Prometheus High Availability and Fault Tolerance strategy, long term storage with VictoriaMetrics

Published in

Miro Engineering

10 min readSep 14, 2020

“Why” of this article?

Prometheus is a great tool for monitoring small, medium, and big infrastructures.

Prometheus anyway, and the development team behind it, are focused on scraping metrics. It’s a particularly great solution for short term retention of the metrics. Long term retention is another story unless it’s used for collecting a small number of metrics. This is normal in some way, because most of the time, when investigating some problems using the metrics scraped by Prometheus, we use metrics not older than 10 days. But this is not always the case, especially when the statistics that we are searching for are a correlation between different periods, like different weeks per months, or different months, or we are interested in keeping historical synthesis.

Actually, Prometheus is perfectly able to collect metrics and to store them even for a long time, but storage will become extremely expensive since Prometheus needs to use fast storage, and Prometheus is not known to be a solution which permits to reach HA and FT in a sophisticated way (as we are going to explain there is a way, not so sophisticated, but it’s there). We will explain in the present article how to achieve HA and FT for Prometheus and also why we can achieve long term storage for metrics, in a better way using another tool.

That said, during the past years many tools started to compete and many are still competing for solving those problems and not only.

The common components of a Prometheus installation are:

Prometheus
Blackbox
Exporters
AlertManager
PushGateway

HA and FT of Prometheus

Prometheus can use federation (Hierarchical and Cross-Service), which permits to configure a Prometheus instance to scrape selected metrics from other Prometheus instances (https://prometheus.io/docs/prometheus/latest/federation/). This kind of solution is pretty good when you want to expose only a subset of selected metrics to tools like Grafana, or when you want to aggregate cross-functional metrics (like business metrics from one Prometheus and a subset of services metrics from another one which is working in a federated way). This is perfectly fine, and it can work in many use cases, but it’s not compliant with the concept of High Availability, nor with the concept of Fault Tolerance: we are still talking about a subset of metrics, and if one of the Prometheus instances goes down, those metrics will be not collected during the down. Making Prometheus HA and FT must be done differently: there is no native solution from the Prometheus project itself.

Prometheus can achieve HA and FT in a very easy way, without the need for complex clusters or consensus strategies.
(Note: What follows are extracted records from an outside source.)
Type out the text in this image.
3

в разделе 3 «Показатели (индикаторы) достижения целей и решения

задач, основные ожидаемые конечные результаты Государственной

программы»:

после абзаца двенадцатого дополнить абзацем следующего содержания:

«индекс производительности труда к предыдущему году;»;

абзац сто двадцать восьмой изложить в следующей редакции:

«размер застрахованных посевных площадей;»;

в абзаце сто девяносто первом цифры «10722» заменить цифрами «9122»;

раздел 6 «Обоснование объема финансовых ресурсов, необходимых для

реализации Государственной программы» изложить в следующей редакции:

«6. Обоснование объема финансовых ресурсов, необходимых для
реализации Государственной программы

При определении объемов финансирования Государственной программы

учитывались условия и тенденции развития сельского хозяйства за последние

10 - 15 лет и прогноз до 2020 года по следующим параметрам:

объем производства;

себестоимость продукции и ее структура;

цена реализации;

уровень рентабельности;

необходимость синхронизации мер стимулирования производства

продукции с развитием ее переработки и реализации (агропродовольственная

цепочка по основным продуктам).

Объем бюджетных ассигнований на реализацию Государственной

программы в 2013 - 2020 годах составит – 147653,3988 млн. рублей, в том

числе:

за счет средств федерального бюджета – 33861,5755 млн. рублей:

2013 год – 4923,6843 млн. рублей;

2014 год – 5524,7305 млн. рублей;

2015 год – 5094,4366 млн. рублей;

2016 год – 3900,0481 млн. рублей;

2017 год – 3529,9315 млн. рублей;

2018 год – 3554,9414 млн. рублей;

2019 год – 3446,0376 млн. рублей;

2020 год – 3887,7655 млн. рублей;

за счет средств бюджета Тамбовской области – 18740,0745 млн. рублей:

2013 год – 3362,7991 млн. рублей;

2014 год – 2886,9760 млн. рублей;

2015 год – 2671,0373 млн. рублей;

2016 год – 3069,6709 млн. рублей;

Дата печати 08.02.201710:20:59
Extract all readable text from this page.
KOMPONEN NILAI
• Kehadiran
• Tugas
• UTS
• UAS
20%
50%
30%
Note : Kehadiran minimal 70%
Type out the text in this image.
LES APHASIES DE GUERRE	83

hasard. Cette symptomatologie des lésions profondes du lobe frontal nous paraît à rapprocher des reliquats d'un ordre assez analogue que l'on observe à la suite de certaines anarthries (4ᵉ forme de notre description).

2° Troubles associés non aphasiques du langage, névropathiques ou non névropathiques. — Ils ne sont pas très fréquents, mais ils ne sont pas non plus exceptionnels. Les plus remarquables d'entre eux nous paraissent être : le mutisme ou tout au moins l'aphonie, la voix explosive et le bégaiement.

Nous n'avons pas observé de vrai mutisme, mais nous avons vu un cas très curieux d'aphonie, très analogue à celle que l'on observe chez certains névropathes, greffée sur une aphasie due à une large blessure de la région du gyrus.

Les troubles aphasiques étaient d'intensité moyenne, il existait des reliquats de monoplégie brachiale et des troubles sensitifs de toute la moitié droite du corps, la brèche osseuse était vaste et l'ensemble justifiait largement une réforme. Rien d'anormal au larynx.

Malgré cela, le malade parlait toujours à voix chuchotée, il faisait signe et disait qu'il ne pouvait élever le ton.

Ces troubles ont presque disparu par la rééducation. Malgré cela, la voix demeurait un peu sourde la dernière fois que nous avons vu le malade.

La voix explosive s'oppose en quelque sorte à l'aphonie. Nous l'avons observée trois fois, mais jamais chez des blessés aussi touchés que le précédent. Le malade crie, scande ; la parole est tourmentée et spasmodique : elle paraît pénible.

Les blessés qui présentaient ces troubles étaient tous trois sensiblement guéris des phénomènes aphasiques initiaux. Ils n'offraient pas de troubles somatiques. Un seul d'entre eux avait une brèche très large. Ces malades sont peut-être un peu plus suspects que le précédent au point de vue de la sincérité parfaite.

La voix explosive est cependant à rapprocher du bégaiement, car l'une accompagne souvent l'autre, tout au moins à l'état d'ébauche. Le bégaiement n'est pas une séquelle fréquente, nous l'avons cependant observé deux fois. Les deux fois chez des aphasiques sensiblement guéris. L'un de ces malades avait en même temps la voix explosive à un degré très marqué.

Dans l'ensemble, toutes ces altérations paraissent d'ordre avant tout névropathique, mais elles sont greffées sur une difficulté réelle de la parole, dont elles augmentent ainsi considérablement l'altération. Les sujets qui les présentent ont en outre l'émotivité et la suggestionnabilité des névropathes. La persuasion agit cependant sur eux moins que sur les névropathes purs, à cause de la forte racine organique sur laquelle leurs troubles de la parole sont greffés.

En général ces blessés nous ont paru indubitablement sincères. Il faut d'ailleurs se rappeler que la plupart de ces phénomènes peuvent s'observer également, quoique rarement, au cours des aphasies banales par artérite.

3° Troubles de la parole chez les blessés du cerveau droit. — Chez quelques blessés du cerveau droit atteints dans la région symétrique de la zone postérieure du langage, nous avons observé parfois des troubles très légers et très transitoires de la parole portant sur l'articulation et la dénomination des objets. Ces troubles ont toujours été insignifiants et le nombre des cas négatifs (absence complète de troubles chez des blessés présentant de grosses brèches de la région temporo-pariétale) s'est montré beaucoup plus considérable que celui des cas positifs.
What we have to do, is to duplicate the same configuration file, the prometheus.yml in two different instances configured in the same manner, that are going to scrape the same metrics from the same sources. The only difference is that instance A is also monitoring instance B and vice versa. The good and old concept of redundancy is easy to implement, it’s solid, and if we use IaC (Infrastructure as Code, like Terraform) and a CM (Configuration Manager, like Ansible) it will also be extremely easy to manage and maintain. You do not want to duplicate an extremely big and expensive instance with another one, it’s better to duplicate a small instance, and to keep only short term metrics on it. This also makes the instances quickly recreable.

What about the other mentioned services?

Well, the AlertManager has the concept of a cluster, and it’s capable of deduplicating data received from multiple Prometheus instances and interacting with other AlertManager to fire an alert only one time. So, let us install the alert manager in two different instances, maybe the two that are hosting the Prometheus A and its copy, the Prometheus B. Of course we also use our IaC and CM solution to keep the AlertManager configuration in code.

NodeExporters are installed directly on nodes which are the source of the metrics you are collecting, there is no need to duplicate anything there, the configuration of Prometheus is the same, so the only need is to permit Prometheus A and Prometheus B to connect to them.

PushGateway is a little bit different, simply duplicate it’s not enough, you have to create a single point of injection for metrics which are pushed to it (while Prometheus works pulling the metrics). The way to make it HA and FT is to duplicate it on the two instances, and put in front of them a DNS, configured as an active/passive failover, so there will always be a push gateway active and in case of failure, the second one will be promoted as the active one. In this way, you can provide a unique entry point to batch processes, lambdas, sporadic functions, etc. You can also use a balancer in front of them, personally I prefer an active/passive solution in this case, but it’s up to you.

BlackBox is another tool with no concept of HA and FT, but we can duplicate it also, in the same two instances, A and B, that we have already configured.

Now we have two small instances of Prometheus, with two AlertManager that are working together as a cluster, two PushGateways in active/passive configuration, and two BlackBoxes, so HA and FT are achieved.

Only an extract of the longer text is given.